2) You’re hugely into providing sailing forecasts – what is it about marine/yachting that interests you so much?
Veteran of two America’s Cup campaigns . Also a weather forecast for a cruising sailor involves planning a departure date, then working out way-points to smooth the trip and watching that the weather changes as intended and providing quick response to update requests. The reward is a successful voyage. The attraction is that I get to go, virtually, on lots of voyages from the comfort of home.

3) In your role as MetService Weather Ambassador (great title by the way) what do you think your biggest accomplishment was?
Part of a team that got the “Feels like” temperatures into the weather observations. Also the phrase ” choppy when wind opposes the tide ” that is added when appropriate to the Auckland Marine forecast.

4) What’s the most unusual weather event you can remember in New Zealand?
109mm in an hour at Leigh on 30 May 2001 see  Less than a million in damage because it was just one spot. It was interesting because it came from just one cloud in a warm front in the middle of the night and near the end of autumn. This was a NZ record for about a decade but has since been exceeded by Cropp River rain gauge between Hokitika and Mount Cook. Then we had the Manawatu floods in February 2004 –in hindsight we discovered that event may have been linked to a stratospheric intrusion a few months before– mightily irregular . Insurance payout $130million. Maybe the Whanganui 2015 flood will beat this?

5) What’s the most stressful part of being a weather forecaster?
Getting to know what’s happening now and its pace of change. This is the first step and the hardest. The more change on the horizon the harder and more stressful this step involves. Weather watchers can never really take a few days off, as it takes around a day to get back into the rhythm.

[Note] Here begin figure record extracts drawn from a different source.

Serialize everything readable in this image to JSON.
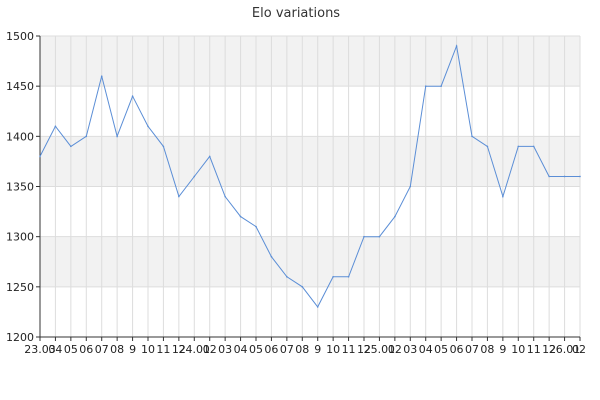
{
  "chart_data": {
    "type": "line",
    "title": "Elo variations",
    "xlabel": "",
    "ylabel": "",
    "ylim": [
      1200,
      1500
    ],
    "yticks": [
      1200,
      1250,
      1300,
      1350,
      1400,
      1450,
      1500
    ],
    "grid": true,
    "x_tick_labels": [
      "23.03",
      "04",
      "05",
      "06",
      "07",
      "08",
      "9",
      "10",
      "11",
      "12",
      "24.01",
      "02",
      "03",
      "04",
      "05",
      "06",
      "07",
      "08",
      "9",
      "10",
      "11",
      "12",
      "25.01",
      "02",
      "03",
      "04",
      "05",
      "06",
      "07",
      "08",
      "9",
      "10",
      "11",
      "12",
      "26.01",
      "02"
    ],
    "series": [
      {
        "color": "#5b8ed6",
        "values": [
          1380,
          1410,
          1390,
          1400,
          1460,
          1400,
          1440,
          1410,
          1390,
          1340,
          1360,
          1380,
          1340,
          1320,
          1310,
          1280,
          1260,
          1250,
          1230,
          1260,
          1260,
          1300,
          1300,
          1320,
          1350,
          1450,
          1450,
          1490,
          1400,
          1390,
          1340,
          1390,
          1390,
          1360,
          1360,
          1360
        ]
      }
    ],
    "colors": {
      "band": "#f2f2f2",
      "grid": "#dddddd",
      "axis": "#333333",
      "line": "#5b8ed6"
    }
  }
}
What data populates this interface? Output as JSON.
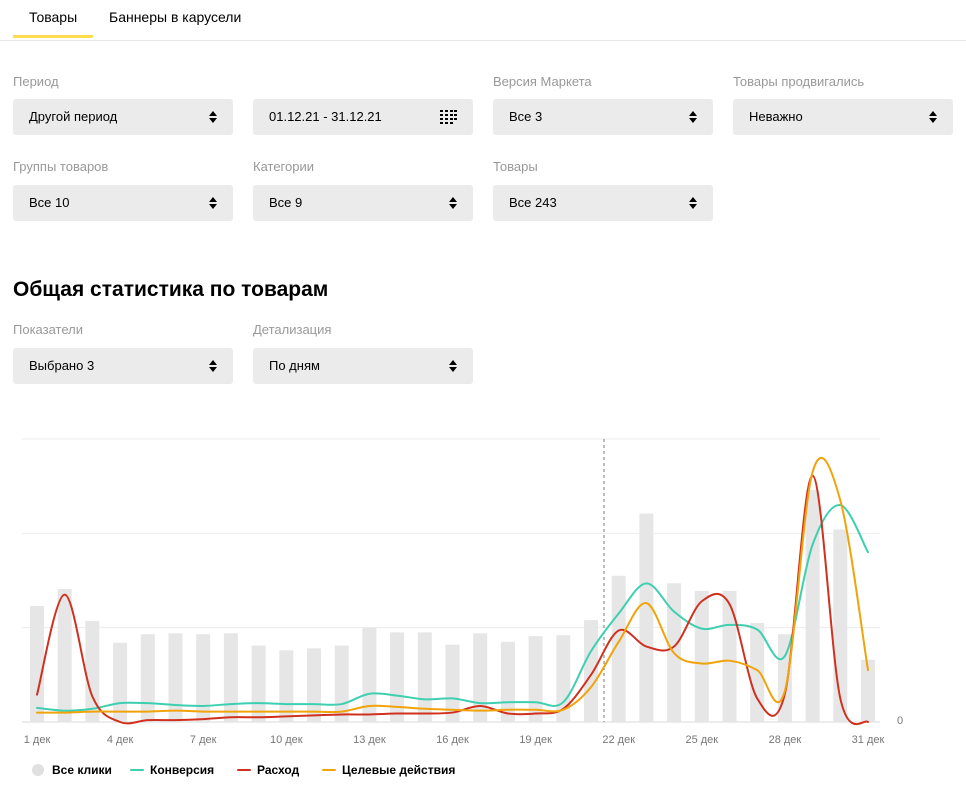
{
  "tabs": [
    {
      "label": "Товары",
      "active": true
    },
    {
      "label": "Баннеры в карусели",
      "active": false
    }
  ],
  "filters": {
    "period": {
      "label": "Период",
      "value": "Другой период"
    },
    "date_range": {
      "value": "01.12.21 - 31.12.21"
    },
    "market_version": {
      "label": "Версия Маркета",
      "value": "Все 3"
    },
    "promoted": {
      "label": "Товары продвигались",
      "value": "Неважно"
    },
    "groups": {
      "label": "Группы товаров",
      "value": "Все 10"
    },
    "categories": {
      "label": "Категории",
      "value": "Все 9"
    },
    "products": {
      "label": "Товары",
      "value": "Все 243"
    }
  },
  "stats": {
    "title": "Общая статистика по товарам",
    "indicators": {
      "label": "Показатели",
      "value": "Выбрано 3"
    },
    "detail": {
      "label": "Детализация",
      "value": "По дням"
    }
  },
  "chart_data": {
    "type": "line",
    "x": [
      "1 дек",
      "2 дек",
      "3 дек",
      "4 дек",
      "5 дек",
      "6 дек",
      "7 дек",
      "8 дек",
      "9 дек",
      "10 дек",
      "11 дек",
      "12 дек",
      "13 дек",
      "14 дек",
      "15 дек",
      "16 дек",
      "17 дек",
      "18 дек",
      "19 дек",
      "20 дек",
      "21 дек",
      "22 дек",
      "23 дек",
      "24 дек",
      "25 дек",
      "26 дек",
      "27 дек",
      "28 дек",
      "29 дек",
      "30 дек",
      "31 дек"
    ],
    "x_tick_labels": [
      "1 дек",
      "4 дек",
      "7 дек",
      "10 дек",
      "13 дек",
      "16 дек",
      "19 дек",
      "22 дек",
      "25 дек",
      "28 дек",
      "31 дек"
    ],
    "y_tick_labels": [
      "0"
    ],
    "ylim": [
      0,
      3
    ],
    "grid": true,
    "marker_date": "21 дек",
    "legend_position": "bottom-left",
    "series": [
      {
        "name": "Все клики",
        "type": "bar",
        "color": "#e6e6e6",
        "values": [
          1.23,
          1.41,
          1.07,
          0.84,
          0.93,
          0.94,
          0.93,
          0.94,
          0.81,
          0.76,
          0.78,
          0.81,
          1.0,
          0.95,
          0.95,
          0.82,
          0.94,
          0.85,
          0.91,
          0.92,
          1.08,
          1.55,
          2.21,
          1.47,
          1.39,
          1.39,
          1.05,
          0.93,
          2.46,
          2.04,
          0.66
        ]
      },
      {
        "name": "Конверсия",
        "type": "line",
        "color": "#3dcfb0",
        "values": [
          0.15,
          0.12,
          0.14,
          0.2,
          0.2,
          0.18,
          0.17,
          0.19,
          0.2,
          0.19,
          0.19,
          0.19,
          0.3,
          0.28,
          0.24,
          0.25,
          0.2,
          0.21,
          0.21,
          0.21,
          0.75,
          1.15,
          1.47,
          1.17,
          0.99,
          1.03,
          0.98,
          0.7,
          1.88,
          2.3,
          1.8
        ]
      },
      {
        "name": "Расход",
        "type": "line",
        "color": "#d0311f",
        "values": [
          0.29,
          1.35,
          0.27,
          0.0,
          0.02,
          0.02,
          0.03,
          0.05,
          0.05,
          0.06,
          0.07,
          0.08,
          0.08,
          0.09,
          0.09,
          0.1,
          0.17,
          0.09,
          0.09,
          0.14,
          0.5,
          0.97,
          0.8,
          0.8,
          1.28,
          1.25,
          0.25,
          0.3,
          2.61,
          0.25,
          0.0
        ]
      },
      {
        "name": "Целевые действия",
        "type": "line",
        "color": "#f0a30a",
        "values": [
          0.1,
          0.1,
          0.11,
          0.11,
          0.11,
          0.12,
          0.11,
          0.11,
          0.11,
          0.11,
          0.11,
          0.11,
          0.17,
          0.16,
          0.14,
          0.13,
          0.12,
          0.13,
          0.13,
          0.13,
          0.37,
          0.85,
          1.26,
          0.73,
          0.62,
          0.65,
          0.55,
          0.33,
          2.65,
          2.35,
          0.55
        ]
      }
    ]
  }
}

6) What’s the most memorable storm you were involved in?
BOLA . I was one of the lead forecasters during that beast, and it remained affecting the North Island for more than one shift cycle. I think it was the first time we allowed a news camera to interview forecasters in the forecast room. It was the first time I dropped the “ex tropical cyclone” or ” Cyclone of tropical origin” preamble and , in the forecasts, simply called it Cyclone BOLA .

7) You have always been famous for the big white hair and beard – be honest, were you ever going for the ‘cumulo-nimbus’ look?
Something like that . see attached photo , 1996 –>

8) What’s one area forecasters around the world could improve in?
Research.. but it takes time and money. One feature that may offer promise is “analogous forecasting”– using the evolution of similar weather patterns in the past to what is happening now so that we can compare outcomes. The Low that dumped rain on Whanganui last week looked like many others we had in the past that didn’t bring so much rain, so why the difference? Another question: are the HIGHS getting Higher?

9) Now that you’re retired, what does Bob McDavitt get up to most weeks?
I’m in cruise mode — issuing voyage forecast for cruising sailors– can be a busy job at certain times of the year.

10) Using exactly 6 words, sum up New Zealand’s weather.
Our weather mixes pattern with chaos.


– exclusive




Des Morgan on 3/07/2015 7:39pm

Bob was my landlord many years ago and as part of the flat he provided a weather station. I have since become an educated weather nut. Truly a passionate and generous gentleman, many thank, the frosty nerd (Des Morgan)

Zelda Wynn on 2/07/2015 10:40pm

That interview put a huge smile on my face. Awesome friend indeed!